Gott ist groß genug, aus Krisen Gutes zu machen

Als Christ und Bibelleser mache ich mir neu klar, dass die Geschichte Israels voller Krisen war, geprägt von Brüchen und Neuanfängen. Gott geht mit seinem Volk, aber der Weg ist alles andere als geradlinig. Das hat viele Gründe, die allerdings mehr „auf Erden“ als „im Himmel“ liegen. Gottes guter Wille kommt selten eins zu eins auf die Erde. Das liegt primär an uns, am Widerstand des menschlichen Herzens, aber auch am beschädigten Zustand der Schöpfung.

Und doch zeigen die Geschichten der Bibel in erstaunlicher Weise, dass Gott groß genug ist, aus Krisen etwas Gutes zu machen: „Seht hin; ich mache etwas Neues; schon keimt es auf. Seht ihr es nicht? Ich bahne einen Weg durch die Wüste“ – so steht es im Buch des Propheten Jesaja (Kapitel 43, Vers 19).

Gott möchte das Leben!

Natürlich hat jede Krise zerstörerisches Potenzial. Tod und Leben liegen plötzlich so dicht beieinander. Dabei dürfen wir sicher sein: Gott möchte das Leben. Er hat in jede Krise neue Chancen für uns eingebaut, „denn er hat keine Freude daran, die Menschen ins Elend zu stürzen“ (Klagelieder, Kapitel 3, Vers 33). Allerdings bewirkt erst die Belastung in unserem Leben Tiefgang. Erst in der Erschütterung zeigt sich, worauf wir letztlich gebaut haben.

Worauf ist unser Lebenshaus gebaut?

Jesus hat dafür ein eindrückliches Bild gebraucht: Er vergleicht unser Leben mit einem Haus. Entscheidend daran ist nicht nur das Dach überm Kopf oder die schöne Fassade. Alles steht und fällt mit einem soliden Fundament: „Wer zu mir kommt, auf meine Worte hört und danach handelt, gleicht einem Menschen, der ein Haus baute und dazu tief grub und den Grund auf den Felsen legte. Als nun eine Überschwemmung entstand, da brandete der Strom gegen dieses Haus, und er konnte es nicht erschüttern, weil es auf den Felsen gegründet war.“

Allerdings malt uns Jesus auch das gegenteilige Beispiel vor Augen: Ein Mensch, „der ein Haus ohne Fundament baute“, muss irgendwann dessen Einsturz miterleben (Evangelium nach Lukas, Kapitel 6, Verse 47-49). Wie steht es um die Tragfähigkeit unseres Lebenshauses?
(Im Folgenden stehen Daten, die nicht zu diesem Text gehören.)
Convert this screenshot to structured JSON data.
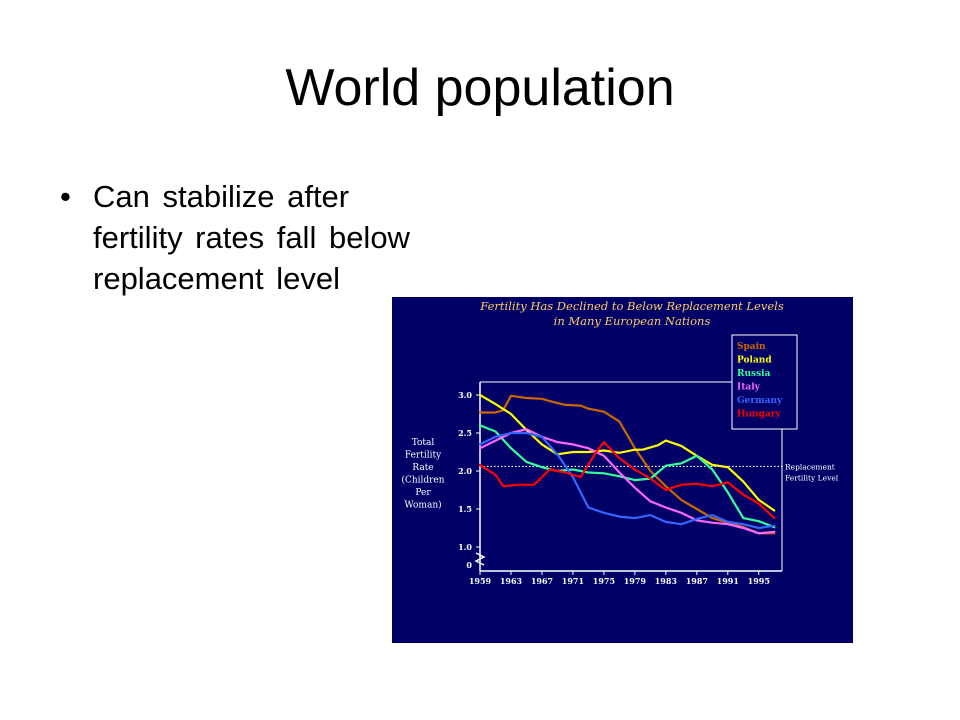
{
  "slide": {
    "title": "World population",
    "bullets": [
      "Can stabilize after fertility rates fall below replacement level"
    ]
  },
  "chart_data": {
    "type": "line",
    "title": "Fertility Has Declined to Below Replacement Levels in Many European Nations",
    "title_lines": [
      "Fertility Has Declined to Below Replacement Levels",
      "in Many European Nations"
    ],
    "ylabel": "Total Fertility Rate (Children Per Woman)",
    "ylabel_lines": [
      "Total",
      "Fertility",
      "Rate",
      "(Children",
      "Per",
      "Woman)"
    ],
    "xlabel": "",
    "xlim": [
      1959,
      1998
    ],
    "ylim": [
      0.9,
      3.15
    ],
    "x_ticks": [
      1959,
      1963,
      1967,
      1971,
      1975,
      1979,
      1983,
      1987,
      1991,
      1995
    ],
    "y_ticks": [
      {
        "value": 3.0,
        "label": "3.0"
      },
      {
        "value": 2.5,
        "label": "2.5"
      },
      {
        "value": 2.0,
        "label": "2.0"
      },
      {
        "value": 1.5,
        "label": "1.5"
      },
      {
        "value": 1.0,
        "label": "1.0"
      }
    ],
    "y_zero_label": "0",
    "axis_break": true,
    "grid": false,
    "legend_position": "top-right",
    "background": "#000066",
    "reference_line": {
      "value": 2.06,
      "label_lines": [
        "Replacement",
        "Fertility Level"
      ],
      "style": "dotted",
      "color": "#ffffff"
    },
    "series": [
      {
        "name": "Spain",
        "color": "#cc6600",
        "points": [
          [
            1959,
            2.77
          ],
          [
            1961,
            2.77
          ],
          [
            1962,
            2.8
          ],
          [
            1963,
            2.99
          ],
          [
            1965,
            2.96
          ],
          [
            1967,
            2.95
          ],
          [
            1968,
            2.92
          ],
          [
            1970,
            2.87
          ],
          [
            1972,
            2.86
          ],
          [
            1973,
            2.82
          ],
          [
            1975,
            2.78
          ],
          [
            1977,
            2.65
          ],
          [
            1979,
            2.3
          ],
          [
            1981,
            2.0
          ],
          [
            1983,
            1.8
          ],
          [
            1985,
            1.62
          ],
          [
            1987,
            1.5
          ],
          [
            1989,
            1.38
          ],
          [
            1991,
            1.32
          ],
          [
            1993,
            1.26
          ],
          [
            1995,
            1.18
          ],
          [
            1997,
            1.18
          ]
        ]
      },
      {
        "name": "Poland",
        "color": "#ffff00",
        "points": [
          [
            1959,
            3.0
          ],
          [
            1961,
            2.88
          ],
          [
            1963,
            2.75
          ],
          [
            1965,
            2.54
          ],
          [
            1967,
            2.35
          ],
          [
            1969,
            2.22
          ],
          [
            1971,
            2.25
          ],
          [
            1973,
            2.25
          ],
          [
            1975,
            2.27
          ],
          [
            1977,
            2.24
          ],
          [
            1979,
            2.28
          ],
          [
            1980,
            2.28
          ],
          [
            1982,
            2.34
          ],
          [
            1983,
            2.4
          ],
          [
            1985,
            2.33
          ],
          [
            1987,
            2.2
          ],
          [
            1989,
            2.08
          ],
          [
            1991,
            2.05
          ],
          [
            1993,
            1.86
          ],
          [
            1995,
            1.62
          ],
          [
            1997,
            1.48
          ]
        ]
      },
      {
        "name": "Russia",
        "color": "#33ff99",
        "points": [
          [
            1959,
            2.6
          ],
          [
            1961,
            2.52
          ],
          [
            1963,
            2.3
          ],
          [
            1965,
            2.12
          ],
          [
            1967,
            2.05
          ],
          [
            1969,
            2.0
          ],
          [
            1971,
            2.02
          ],
          [
            1973,
            1.98
          ],
          [
            1975,
            1.97
          ],
          [
            1977,
            1.93
          ],
          [
            1979,
            1.88
          ],
          [
            1981,
            1.9
          ],
          [
            1983,
            2.07
          ],
          [
            1985,
            2.1
          ],
          [
            1987,
            2.2
          ],
          [
            1989,
            2.02
          ],
          [
            1991,
            1.72
          ],
          [
            1993,
            1.38
          ],
          [
            1995,
            1.34
          ],
          [
            1997,
            1.26
          ]
        ]
      },
      {
        "name": "Italy",
        "color": "#ff66ff",
        "points": [
          [
            1959,
            2.3
          ],
          [
            1961,
            2.4
          ],
          [
            1963,
            2.5
          ],
          [
            1965,
            2.55
          ],
          [
            1967,
            2.45
          ],
          [
            1969,
            2.38
          ],
          [
            1971,
            2.35
          ],
          [
            1973,
            2.3
          ],
          [
            1975,
            2.2
          ],
          [
            1977,
            1.98
          ],
          [
            1979,
            1.78
          ],
          [
            1981,
            1.6
          ],
          [
            1983,
            1.52
          ],
          [
            1985,
            1.45
          ],
          [
            1987,
            1.35
          ],
          [
            1989,
            1.32
          ],
          [
            1991,
            1.3
          ],
          [
            1993,
            1.25
          ],
          [
            1995,
            1.18
          ],
          [
            1997,
            1.2
          ]
        ]
      },
      {
        "name": "Germany",
        "color": "#3366ff",
        "points": [
          [
            1959,
            2.35
          ],
          [
            1961,
            2.45
          ],
          [
            1963,
            2.5
          ],
          [
            1965,
            2.5
          ],
          [
            1967,
            2.45
          ],
          [
            1969,
            2.22
          ],
          [
            1971,
            1.92
          ],
          [
            1973,
            1.52
          ],
          [
            1975,
            1.45
          ],
          [
            1977,
            1.4
          ],
          [
            1979,
            1.38
          ],
          [
            1981,
            1.42
          ],
          [
            1983,
            1.33
          ],
          [
            1985,
            1.3
          ],
          [
            1987,
            1.37
          ],
          [
            1989,
            1.42
          ],
          [
            1991,
            1.33
          ],
          [
            1993,
            1.3
          ],
          [
            1995,
            1.25
          ],
          [
            1997,
            1.28
          ]
        ]
      },
      {
        "name": "Hungary",
        "color": "#ff0000",
        "points": [
          [
            1959,
            2.08
          ],
          [
            1961,
            1.95
          ],
          [
            1962,
            1.8
          ],
          [
            1964,
            1.82
          ],
          [
            1966,
            1.82
          ],
          [
            1968,
            2.02
          ],
          [
            1970,
            1.98
          ],
          [
            1972,
            1.92
          ],
          [
            1974,
            2.25
          ],
          [
            1975,
            2.38
          ],
          [
            1977,
            2.17
          ],
          [
            1979,
            2.02
          ],
          [
            1981,
            1.9
          ],
          [
            1983,
            1.75
          ],
          [
            1985,
            1.82
          ],
          [
            1987,
            1.83
          ],
          [
            1989,
            1.8
          ],
          [
            1991,
            1.85
          ],
          [
            1993,
            1.69
          ],
          [
            1995,
            1.57
          ],
          [
            1997,
            1.38
          ]
        ]
      }
    ]
  }
}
Der Schlüssel: Gottes Nähe suchen – hinhören – handeln

Jesus spricht in diesem Gleichnis nicht von einer robusten Natur oder von Resilienz, die man sich antrainieren kann. Vielmehr entsteht ein solides Fundament auf diese Weise: „Wer zu mir kommt, auf meine Worte hört und danach handelt …“. Krisen kommen immer ungewollt und meistens überraschend. Sie erschüttern unser Leben, sie stellen bisherige Sicherheiten infrage. Aber sie geben uns auch die Chance, dass wir unser Lebensfundament tiefer legen. Jesus spricht vom Hören auf Gott, vom Gehorsam gegenüber seinem Wort. Können wir glauben, dass in dieser „vertikalen“ Verbindung unser tiefster Halt liegt?
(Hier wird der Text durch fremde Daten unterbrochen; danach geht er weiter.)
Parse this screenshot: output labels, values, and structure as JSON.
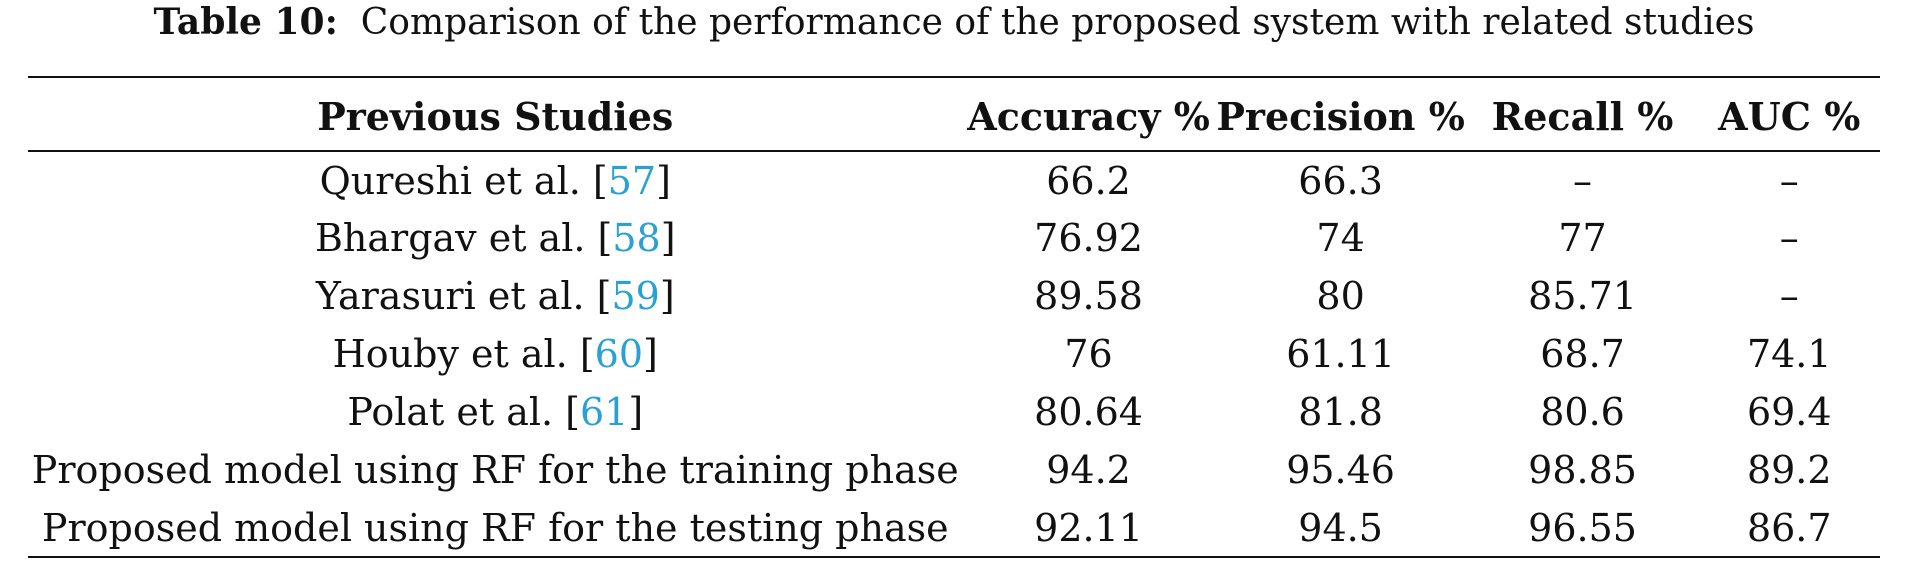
{
  "caption": {
    "label": "Table 10:",
    "text": "Comparison of the performance of the proposed system with related studies"
  },
  "table": {
    "headers": [
      "Previous Studies",
      "Accuracy %",
      "Precision %",
      "Recall %",
      "AUC %"
    ],
    "rows": [
      {
        "study": "Qureshi et al. [",
        "ref": "57",
        "close": "]",
        "accuracy": "66.2",
        "precision": "66.3",
        "recall": "–",
        "auc": "–"
      },
      {
        "study": "Bhargav et al. [",
        "ref": "58",
        "close": "]",
        "accuracy": "76.92",
        "precision": "74",
        "recall": "77",
        "auc": "–"
      },
      {
        "study": "Yarasuri et al. [",
        "ref": "59",
        "close": "]",
        "accuracy": "89.58",
        "precision": "80",
        "recall": "85.71",
        "auc": "–"
      },
      {
        "study": "Houby et al. [",
        "ref": "60",
        "close": "]",
        "accuracy": "76",
        "precision": "61.11",
        "recall": "68.7",
        "auc": "74.1"
      },
      {
        "study": "Polat et al. [",
        "ref": "61",
        "close": "]",
        "accuracy": "80.64",
        "precision": "81.8",
        "recall": "80.6",
        "auc": "69.4"
      },
      {
        "study": "Proposed model using RF for the training phase",
        "ref": "",
        "close": "",
        "accuracy": "94.2",
        "precision": "95.46",
        "recall": "98.85",
        "auc": "89.2"
      },
      {
        "study": "Proposed model using RF for the testing phase",
        "ref": "",
        "close": "",
        "accuracy": "92.11",
        "precision": "94.5",
        "recall": "96.55",
        "auc": "86.7"
      }
    ]
  },
  "colors": {
    "citation": "#2aa1d3",
    "text": "#111111",
    "rules": "#111111"
  }
}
Letztlich ist es Gottes Treue, die uns durchs Leben trägt. Dass er zu uns spricht, ist Nahrung für unsere Seele. Seine Gegenwart ist der Atem, den wir zum Leben brauchen. Hinter allen Krisenzeiten ist es sein Wunsch, dass wir verstärkt seine Nähe suchen: „Das eine aber wissen wir: Wer Gott liebt, dem dient alles, was geschieht, zum Guten“ (Paulus im Brief an die Römer, Kapitel 8, Vers 28).

Swen Schönheit

Swen Schönheit ist evangelischer Pfarrer in Berlin-Reinickendorf und theologischer Referent der GGE Deutschland.